Department of Laboratory Medicine, Eastern Hepatobiliary Surgery Hospital, Second Military Medical University, Shanghai, 200438, PR China.
Department of Laboratory Medicine, The 105th Hospital of PLA, Hefei 230031, PR China.
J Gen Virol. 2017 Nov;98(11):2748-2758. doi: 10.1099/jgv.0.000942. Epub 2017 Oct 12.
In order to investigate if deletion patterns of the preS region can predict liver disease advancement, the preS region of the hepatitis B virus (HBV) genome in 45 chronic hepatitis B (CHB) and 94 HBV-related hepatocellular carcinoma (HCC) patients was sequenced by next-generation sequencing (NGS) and the percentages of nucleotide deletion in the preS region were analysed. Hierarchical clustering and heatmaps based on deletion percentages of preS revealed different deletion patterns between CHB and HCC patients. Intergenotype comparison also indicated divergence in preS deletions between HBV genotype B and C. No significant difference was found in preS deletion patterns between sera and matched adjacent non-tumour tissues. Based on hierarchical clustering, HCC patients were classed into two groups with different preS deletion patterns and different clinical features. Finally, the support vector machine (SVM) model was trained on preS nucleotide deletion percentages and used to predict HCC versus CHB patients. The prediction performance was assessed with fivefold cross-validation and independent cohort validation. The median area under the curve (AUC) was 0.729 after repeating SVM 500 times with fivefold cross-validations. After parameter optimization, the SVM model was used to predict an independent cohort with 51 CHB patients and 72 HCC patients and the AUC was 0.727. In conclusion, the use of the NGS method revealed a prominent divergence in preS deletion patterns between disease groups and virus genotypes, but not between different tissue types. Quantitative NGS data combined with a machine learning method could be a powerful approach for prediction of the status of different diseases.
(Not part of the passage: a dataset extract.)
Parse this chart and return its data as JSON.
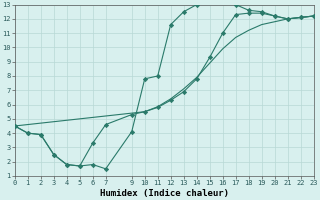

为了探究乙型肝炎病毒(HBV)前 C 区缺失模式是否可以预测肝病进展,本研究采用下一代测序(NGS)技术对 45 例慢性乙型肝炎(CHB)和 94 例 HBV 相关肝细胞癌(HCC)患者的 HBV 基因组前 C 区进行测序,并分析前 C 区核苷酸缺失的百分比。基于前 C 区缺失百分比的层次聚类和热图揭示了 CHB 和 HCC 患者之间不同的缺失模式。不同基因型之间的比较也表明了 HBV 基因型 B 和 C 之间前 C 区缺失的差异。在血清和匹配的相邻非肿瘤组织中未发现前 C 区缺失模式的显著差异。基于层次聚类,将 HCC 患者分为两组,两组具有不同的前 C 区缺失模式和不同的临床特征。最后,使用支持向量机(SVM)模型对前 C 区核苷酸缺失百分比进行训练,并用于预测 HCC 与 CHB 患者。使用五重交叉验证和独立队列验证评估预测性能。重复 SVM 500 次进行五重交叉验证后,中位数曲线下面积(AUC)为 0.729。经过参数优化后,使用 SVM 模型对 51 例 CHB 患者和 72 例 HCC 患者的独立队列进行预测,AUC 为 0.727。总之,使用 NGS 方法揭示了疾病组和病毒基因型之间前 C 区缺失模式的显著差异,但在不同组织类型之间没有差异。定量 NGS 数据结合机器学习方法可能是预测不同疾病状态的有力方法。